She wouldn’t meet his gaze, arms folded, posture defensive, pulse a fast tick in her neck.
He did not want to lick that spot.
Did. Not.
“For obvious reasons,” he said, watching her come to attention without actually moving—she was good at that—her nostrils flaring a bit, “you cannot use this room any longer.”
She swallowed, copper lashes fluttering. An open book, that’s what she was, her thoughts and emotions spelled out in detail, even without him accessing her mind. She was waiting for him to say it, to ask her if she now wanted a room with windows, forcing her to admit to her weakness in front of him, to declare defeat in the face of her nightmares.
And she would hate having to agree with him. She was starting to quiver, her mouth pinched, her amber-gray eyes—reminiscent of the fire and smoke she called upon—glazing with a sheen of unspilled tears. The subtleties of psychology… It was one thing for her trauma to have shown itself so clearly in her outburst, but it would be worse for her to actually say it.

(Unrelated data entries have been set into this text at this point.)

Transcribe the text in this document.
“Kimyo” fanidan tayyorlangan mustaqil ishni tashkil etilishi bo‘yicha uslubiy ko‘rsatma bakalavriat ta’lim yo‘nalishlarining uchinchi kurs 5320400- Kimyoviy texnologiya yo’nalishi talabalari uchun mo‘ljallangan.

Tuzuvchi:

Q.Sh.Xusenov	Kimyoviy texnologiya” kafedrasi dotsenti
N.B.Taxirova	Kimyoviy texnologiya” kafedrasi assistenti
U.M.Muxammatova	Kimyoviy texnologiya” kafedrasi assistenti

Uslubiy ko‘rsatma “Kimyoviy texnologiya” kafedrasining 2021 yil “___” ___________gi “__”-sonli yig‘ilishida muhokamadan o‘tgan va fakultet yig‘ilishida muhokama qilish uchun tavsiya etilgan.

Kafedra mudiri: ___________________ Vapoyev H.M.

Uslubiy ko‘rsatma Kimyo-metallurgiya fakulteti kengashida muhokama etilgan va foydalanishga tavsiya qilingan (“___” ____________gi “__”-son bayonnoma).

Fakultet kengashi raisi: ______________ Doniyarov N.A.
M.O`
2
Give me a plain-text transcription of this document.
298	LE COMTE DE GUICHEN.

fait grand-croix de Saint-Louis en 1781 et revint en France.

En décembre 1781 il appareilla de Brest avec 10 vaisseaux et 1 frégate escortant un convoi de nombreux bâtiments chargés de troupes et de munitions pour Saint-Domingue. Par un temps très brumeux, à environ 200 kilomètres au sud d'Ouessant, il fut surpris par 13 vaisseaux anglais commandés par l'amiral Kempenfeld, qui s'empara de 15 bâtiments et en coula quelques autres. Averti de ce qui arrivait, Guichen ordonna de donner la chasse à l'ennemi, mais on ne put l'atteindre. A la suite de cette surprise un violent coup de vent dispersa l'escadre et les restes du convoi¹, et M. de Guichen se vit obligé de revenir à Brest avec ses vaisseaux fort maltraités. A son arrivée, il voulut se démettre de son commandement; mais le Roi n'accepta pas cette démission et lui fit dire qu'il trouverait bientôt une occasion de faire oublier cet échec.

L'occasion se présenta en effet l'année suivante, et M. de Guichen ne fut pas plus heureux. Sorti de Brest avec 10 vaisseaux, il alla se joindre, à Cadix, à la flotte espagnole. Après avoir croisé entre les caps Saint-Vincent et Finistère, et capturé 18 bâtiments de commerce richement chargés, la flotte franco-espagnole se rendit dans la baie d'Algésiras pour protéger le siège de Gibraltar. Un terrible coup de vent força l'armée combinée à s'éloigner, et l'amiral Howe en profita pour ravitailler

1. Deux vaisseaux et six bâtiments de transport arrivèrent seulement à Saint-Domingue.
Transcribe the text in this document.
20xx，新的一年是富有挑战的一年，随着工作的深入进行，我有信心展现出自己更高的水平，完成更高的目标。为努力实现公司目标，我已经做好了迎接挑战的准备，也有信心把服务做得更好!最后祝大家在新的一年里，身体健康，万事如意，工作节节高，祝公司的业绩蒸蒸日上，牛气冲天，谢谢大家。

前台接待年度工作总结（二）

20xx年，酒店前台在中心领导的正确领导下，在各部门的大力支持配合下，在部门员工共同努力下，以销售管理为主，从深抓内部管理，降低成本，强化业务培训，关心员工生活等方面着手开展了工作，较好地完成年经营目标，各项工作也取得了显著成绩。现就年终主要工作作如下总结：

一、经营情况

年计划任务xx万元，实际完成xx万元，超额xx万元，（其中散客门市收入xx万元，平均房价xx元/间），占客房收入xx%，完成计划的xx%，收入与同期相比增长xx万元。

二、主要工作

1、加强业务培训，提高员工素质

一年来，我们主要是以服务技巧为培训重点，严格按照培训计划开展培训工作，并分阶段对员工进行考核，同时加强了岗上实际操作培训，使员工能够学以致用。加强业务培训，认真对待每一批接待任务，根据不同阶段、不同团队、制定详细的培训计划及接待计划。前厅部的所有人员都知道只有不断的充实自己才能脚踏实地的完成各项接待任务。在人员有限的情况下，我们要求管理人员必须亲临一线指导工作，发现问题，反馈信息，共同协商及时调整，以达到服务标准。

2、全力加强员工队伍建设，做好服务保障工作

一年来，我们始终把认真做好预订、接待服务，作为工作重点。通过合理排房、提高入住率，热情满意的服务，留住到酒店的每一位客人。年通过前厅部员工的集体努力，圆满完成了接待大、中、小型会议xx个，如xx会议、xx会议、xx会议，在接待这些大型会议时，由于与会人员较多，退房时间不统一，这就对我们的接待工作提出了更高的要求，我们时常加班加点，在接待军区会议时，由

Pride was such a brittle thing, wasn’t it? Right now hers was already shredded. He wouldn’t rip it further, not for this.
He inclined his head. “I would offer you another room down here so you can be close to Lucía’s quarters. Unfortunately, all the others are currently occupied or not adequate for your needs. I will have to relocate you to a different area, where I can make the necessary adjustments in light of your emerging powers.” He paused, studying her closely. “Those quarters are above ground.”
Her head jerked the tiniest bit, and she glanced at him. So quickly, the contact there and gone, her eyes lowered again the next second. His fingers twitched with the impulse to lift her chin, make her look at him once more, longer.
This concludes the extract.